2/ L’islam. La Oumma islamique est la seule chose qui compte aux yeux des défenseurs les plus âpres de la religion sur nos terres. Et avec les réseaux sociaux et les télés satellitaires, le carcan religieux est bien plus serré, verrouillé par l’intolérance et cadenassé par l’agressivité. Nous aurons toujours des gens en qamis et/ou en abaya, quand ce n’est pas en khimar pour les femmes (oubliée, la jellaba bien de chez nous), qui viendront beugler notre appartenance à la nation islamique, et peu importe si cette nation islamique n’est plus qu’une chimère au mieux, un leurre au pire. On est d’abord musulman, accessoirement Marocain.
3/ La Palestine. On ne peut qu’être frappé de sidération à la lecture ou à l’audition des commentaires des partis politiques après l’annonce de la reprise des relations avec Israël. N’eût été la décision royale, les « leaders » auraient tous dégainé, et tiré sur celui qui aurait appelé à cette reprise de relations. La Palestine d’abord, la Palestine à fond et à mort… et tant pis pour les Ouïghours ou les Rohingyas, semble-t-il musulmans aussi ! Après l’annonce de la reprise avec Tel Aviv, le PJD, parti « dirigeant » le gouvernement, a sérieusement tangué, et plusieurs de ses hauts responsables ont démissionné, sans que leur parti ne les ramène à la raison. Le voulait-il d’ailleurs ? Le Sahara, à leurs yeux, c’est bien, mais la Palestine, quand même !... Sont-ils Palestiniens ou Marocains, ces gens ?
4/ La France. La République déploie tranquillement son soft power des écoles et lycées, des grandes écoles et universités, fabriquant des supplétifs de France parmi nous. Et voilà que les lobbies des Alumni s’illuminent, surtout ceux des grandes écoles d’ingénieurs. Résultat of course : Nos satellites sont français, notre TGV aussi, sans oublier les trams… La France fait son job, ce qui naturel, en distribuant nationalité et Légion d’Honneur à l’envi, créant une clientèle qui fait du Maroc un client inconditionnel des entreprises hexagonales. Français(e) ou Marocain(e), les cœurs balancent…
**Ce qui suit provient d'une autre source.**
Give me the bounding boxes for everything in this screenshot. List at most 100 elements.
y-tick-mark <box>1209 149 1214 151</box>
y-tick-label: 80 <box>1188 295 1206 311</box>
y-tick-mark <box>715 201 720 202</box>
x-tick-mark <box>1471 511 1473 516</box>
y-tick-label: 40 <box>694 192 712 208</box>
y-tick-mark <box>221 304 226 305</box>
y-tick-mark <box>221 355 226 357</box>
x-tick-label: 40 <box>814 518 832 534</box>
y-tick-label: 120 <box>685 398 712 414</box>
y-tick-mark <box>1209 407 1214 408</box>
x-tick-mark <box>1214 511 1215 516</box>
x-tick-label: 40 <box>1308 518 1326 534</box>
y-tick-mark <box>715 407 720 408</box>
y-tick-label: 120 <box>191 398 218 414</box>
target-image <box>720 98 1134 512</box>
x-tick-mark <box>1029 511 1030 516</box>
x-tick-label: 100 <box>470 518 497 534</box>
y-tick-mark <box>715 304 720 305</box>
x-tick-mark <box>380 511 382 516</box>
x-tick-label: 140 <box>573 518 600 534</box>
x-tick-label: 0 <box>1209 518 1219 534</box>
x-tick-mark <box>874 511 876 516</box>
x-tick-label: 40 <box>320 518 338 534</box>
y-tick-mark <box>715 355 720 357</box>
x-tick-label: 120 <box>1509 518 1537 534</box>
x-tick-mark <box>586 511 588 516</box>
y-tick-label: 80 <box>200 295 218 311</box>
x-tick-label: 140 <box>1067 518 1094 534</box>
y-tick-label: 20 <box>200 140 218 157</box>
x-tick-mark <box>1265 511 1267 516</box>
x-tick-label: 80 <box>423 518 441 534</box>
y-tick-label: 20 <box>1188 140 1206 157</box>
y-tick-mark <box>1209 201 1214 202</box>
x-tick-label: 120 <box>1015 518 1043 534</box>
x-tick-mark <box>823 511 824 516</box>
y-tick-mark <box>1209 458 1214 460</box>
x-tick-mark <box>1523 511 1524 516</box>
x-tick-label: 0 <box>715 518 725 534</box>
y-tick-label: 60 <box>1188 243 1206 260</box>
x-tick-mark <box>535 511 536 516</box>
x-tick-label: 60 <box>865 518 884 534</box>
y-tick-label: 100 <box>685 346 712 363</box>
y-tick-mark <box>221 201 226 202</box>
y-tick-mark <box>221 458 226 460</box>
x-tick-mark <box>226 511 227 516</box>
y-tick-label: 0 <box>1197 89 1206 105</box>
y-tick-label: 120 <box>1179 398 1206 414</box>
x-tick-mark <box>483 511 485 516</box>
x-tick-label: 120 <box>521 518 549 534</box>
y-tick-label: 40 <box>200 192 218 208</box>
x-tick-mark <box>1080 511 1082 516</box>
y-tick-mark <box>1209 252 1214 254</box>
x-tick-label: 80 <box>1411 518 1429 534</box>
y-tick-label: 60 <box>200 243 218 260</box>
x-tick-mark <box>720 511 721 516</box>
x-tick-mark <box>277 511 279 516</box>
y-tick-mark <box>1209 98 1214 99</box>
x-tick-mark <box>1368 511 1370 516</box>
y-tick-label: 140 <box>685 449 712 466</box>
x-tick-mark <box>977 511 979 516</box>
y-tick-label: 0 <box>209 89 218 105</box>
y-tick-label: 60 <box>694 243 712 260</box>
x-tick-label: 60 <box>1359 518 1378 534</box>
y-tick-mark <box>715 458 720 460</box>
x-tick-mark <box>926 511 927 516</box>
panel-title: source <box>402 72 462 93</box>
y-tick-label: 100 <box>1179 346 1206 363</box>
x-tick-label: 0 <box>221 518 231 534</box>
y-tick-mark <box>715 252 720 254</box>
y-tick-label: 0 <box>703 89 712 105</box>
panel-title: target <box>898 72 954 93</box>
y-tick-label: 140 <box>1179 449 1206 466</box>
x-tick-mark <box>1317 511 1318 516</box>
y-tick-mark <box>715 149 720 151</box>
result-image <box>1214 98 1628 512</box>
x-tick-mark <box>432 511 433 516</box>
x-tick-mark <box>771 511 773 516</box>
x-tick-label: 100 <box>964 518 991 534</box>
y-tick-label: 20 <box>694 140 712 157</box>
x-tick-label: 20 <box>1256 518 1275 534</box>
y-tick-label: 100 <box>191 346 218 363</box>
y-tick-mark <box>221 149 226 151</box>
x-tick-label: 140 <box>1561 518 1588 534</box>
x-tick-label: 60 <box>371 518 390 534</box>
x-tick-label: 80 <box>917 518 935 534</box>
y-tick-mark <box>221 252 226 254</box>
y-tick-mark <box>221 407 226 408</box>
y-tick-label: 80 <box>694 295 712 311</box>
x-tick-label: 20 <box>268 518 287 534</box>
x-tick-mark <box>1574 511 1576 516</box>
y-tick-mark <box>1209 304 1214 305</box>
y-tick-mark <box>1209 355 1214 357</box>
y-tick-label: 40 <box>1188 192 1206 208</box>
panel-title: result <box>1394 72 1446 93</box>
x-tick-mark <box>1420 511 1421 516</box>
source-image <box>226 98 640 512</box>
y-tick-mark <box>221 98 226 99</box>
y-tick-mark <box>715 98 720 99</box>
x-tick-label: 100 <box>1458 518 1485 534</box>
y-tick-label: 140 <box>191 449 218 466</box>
Sans ouvrir encore une fois, une fois encore, ce chapitre douloureux qui enflamme les passions et envenime les réactions, défendre sa marocanité contre toute autre forme d’allégeance devrait être la règle. Et l’Etat serait grandement inspiré d’inculquer mieux, plus et sans relâche ce nationalisme passif qui prendrait lieu et place de loyautés multiples et actives. Dans cette mondialisation qui se confirme, les appartenances s’affirment, ou devraient.
Pour cela, il faut actionner – sérieusement – le levier éducation, mais pour ce faire, il faut un vrai gouvernement et une classe politique avérée.